Schrodinger Bridge Flow for Unpaired Data Translation

Authors: Valentin De Bortoli, Iryna Korshunova, Andriy Mnih, Arnaud Doucet

NeurIPS 2024 | Conference PDF | Archive PDF | Plain Text | LLM Run Details

Reproducibility Variable Result LLM Response
Research Type Experimental We demonstrate the performance of our algorithm on a variety of unpaired data translation tasks.
Researcher Affiliation Industry Valentin De Bortoli Google Deep Mind Iryna Korshunova Google Deep Mind Andriy Mnih Google Deep Mind Arnaud Doucet Google Deep Mind
Pseudocode Yes Algorithm 1 α-Diffusion Schrödinger Bridge Matching
Open Source Code No Due to IP restrictions, we cannot share the codebase used for this paper. However, we plan to release some notebooks in order to reproduce experiments in a small scale setting.

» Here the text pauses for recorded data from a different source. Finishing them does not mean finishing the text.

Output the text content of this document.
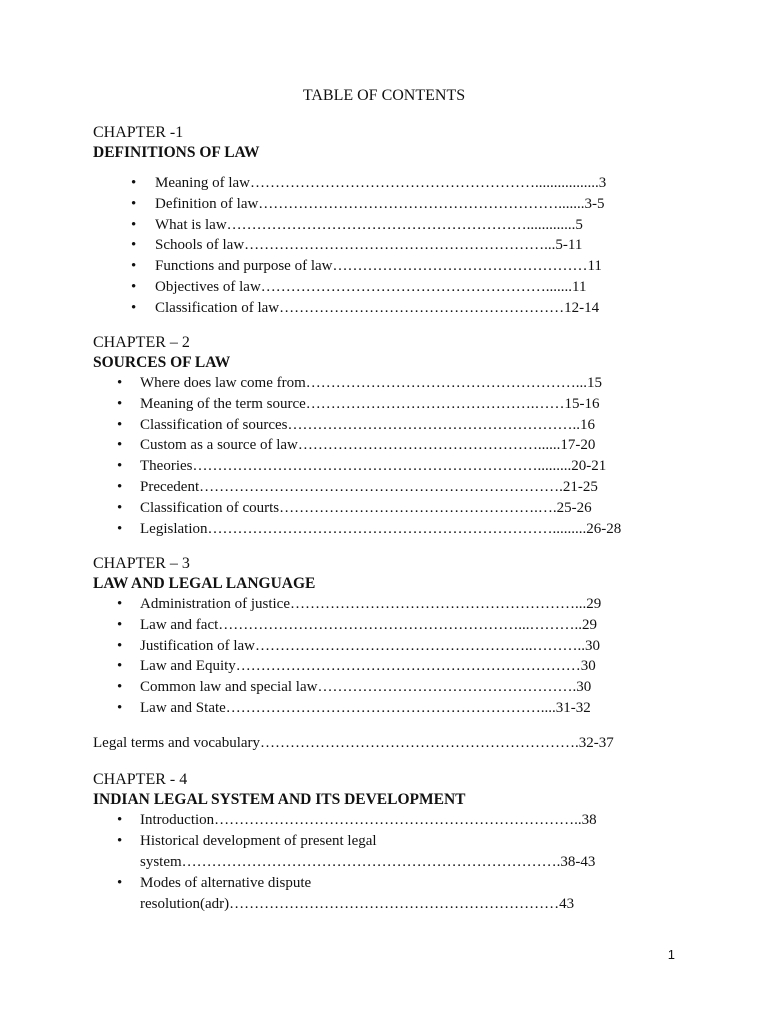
TABLE OF CONTENTS
CHAPTER -1
DEFINITIONS OF LAW
• Meaning of law………………………………………………….................3
• Definition of law…………………………………………………….......3-5
• What is law…………………………………………………….............5
• Schools of law……………………………………………………...5-11
• Functions and purpose of law……………………………………………11
• Objectives of law………………………………………………….......11
• Classification of law…………………………………………………12-14
CHAPTER – 2
SOURCES OF LAW
• Where does law come from………………………………………………...15
• Meaning of the term source……………………………………….……15-16
• Classification of sources…………………………………………………..16
• Custom as a source of law…………………………………………......17-20
• Theories…………………………………………………………….........20-21
• Precedent……………………………………………………………….21-25
• Classification of courts…………………………………………….….25-26
• Legislation…………………………………………………………….........26-28
CHAPTER – 3
LAW AND LEGAL LANGUAGE
• Administration of justice…………………………………………………...29
• Law and fact……………………………………………………...………..29
• Justification of law………………………………………………..………..30
• Law and Equity……………………………………………………………30
• Common law and special law…………………………………………….30
• Law and State………………………………………………………....31-32
Legal terms and vocabulary……………………………………………………….32-37
CHAPTER - 4
INDIAN LEGAL SYSTEM AND ITS DEVELOPMENT
• Introduction………………………………………………………………..38
• Historical development of present legal
system………………………………………………………………….38-43
• Modes of alternative dispute
resolution(adr)…………………………………………………………43
1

Open Datasets Yes We closely follow the setup of Shi et al. (2023) and De Bortoli et al. (2021), and train the models to transfer between 10 EMNIST letters, A-E and a-e, and 10 MNIST digits (CC BY-ND 4.0 license). [...] We consider the problem of image translation between Cat and Wild domains of AFHQ (Choi et al. (2020); CC BY-NC 4.0 DEED licence).

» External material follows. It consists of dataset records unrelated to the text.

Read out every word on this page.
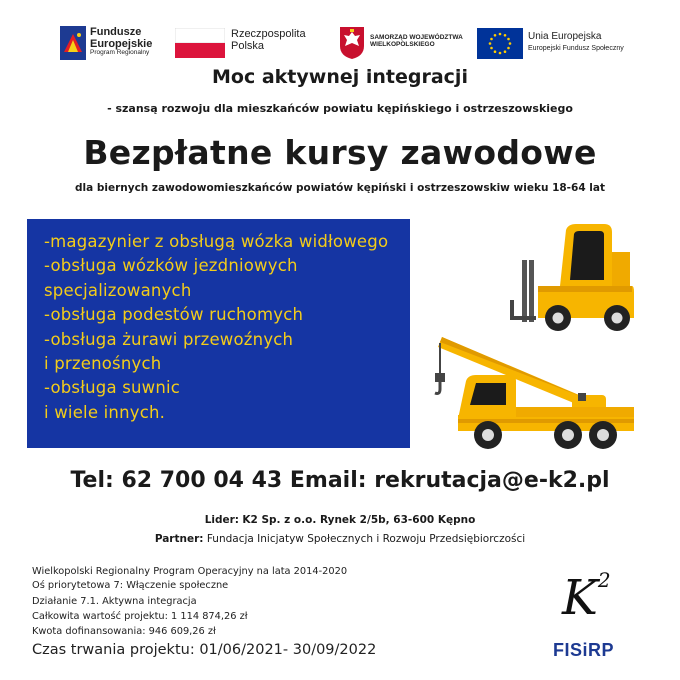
Fundusze
Europejskie
Program Regionalny
Rzeczpospolita
Polska
SAMORZĄD WOJEWÓDZTWA
WIELKOPOLSKIEGO
Unia Europejska
Europejski Fundusz Społeczny
Moc aktywnej integracji
- szansą rozwoju dla mieszkańców powiatu kępińskiego i ostrzeszowskiego
Bezpłatne kursy zawodowe
dla biernych zawodowomieszkańców powiatów kępiński i ostrzeszowskiw wieku 18-64 lat
-magazynier z obsługą wózka widłowego
-obsługa wózków jezdniowych
specjalizowanych
-obsługa podestów ruchomych
-obsługa żurawi przewoźnych
i przenośnych
-obsługa suwnic
i wiele innych.
Tel: 62 700 04 43 Email: rekrutacja@e-k2.pl
Lider: K2 Sp. z o.o. Rynek 2/5b, 63-600 Kępno
Partner: Fundacja Inicjatyw Społecznych i Rozwoju Przedsiębiorczości
Wielkopolski Regionalny Program Operacyjny na lata 2014-2020
Oś priorytetowa 7: Włączenie społeczne
Działanie 7.1. Aktywna integracja
Całkowita wartość projektu: 1 114 874,26 zł
Kwota dofinansowania: 946 609,26 zł
Czas trwania projektu: 01/06/2021- 30/09/2022
$K^2$
FISiRP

Dataset Splits Yes For DSBM finetuning, we perform 30 outer iterations, i.e. alternating between training the forward and the backward networks, while at each outer iteration a network is trained for 5000 steps. [...] For evaluation, we compute FID based on the whole MNIST training set of 60000 examples and a set of 4000 samples that were initialised from each test image in the EMNIST dataset.
Hardware Specification Yes Pretraining a bidirectional model on 4 v3 TPUs takes 1 hour, while the online finetuning stage requires 4 hours on 16 v3 TPUs.
Software Dependencies No To optimise our networks, we use Adam (Kingma and Ba, 2015) with β = (0.9, 0.999)... The paper mentions Adam optimizer with its parameters but does not specify versions for programming languages, libraries (e.g., PyTorch, TensorFlow), or other key software components.
Experiment Setup Yes For every model used in the paper, we provide hyperparameters in Table 3. [...] To optimise our networks, we use Adam (Kingma and Ba, 2015) with β = (0.9, 0.999), and we modify the gradients to keep their global norm below 1.0. We re-initialise the optimiser s state when the finetuning phase starts.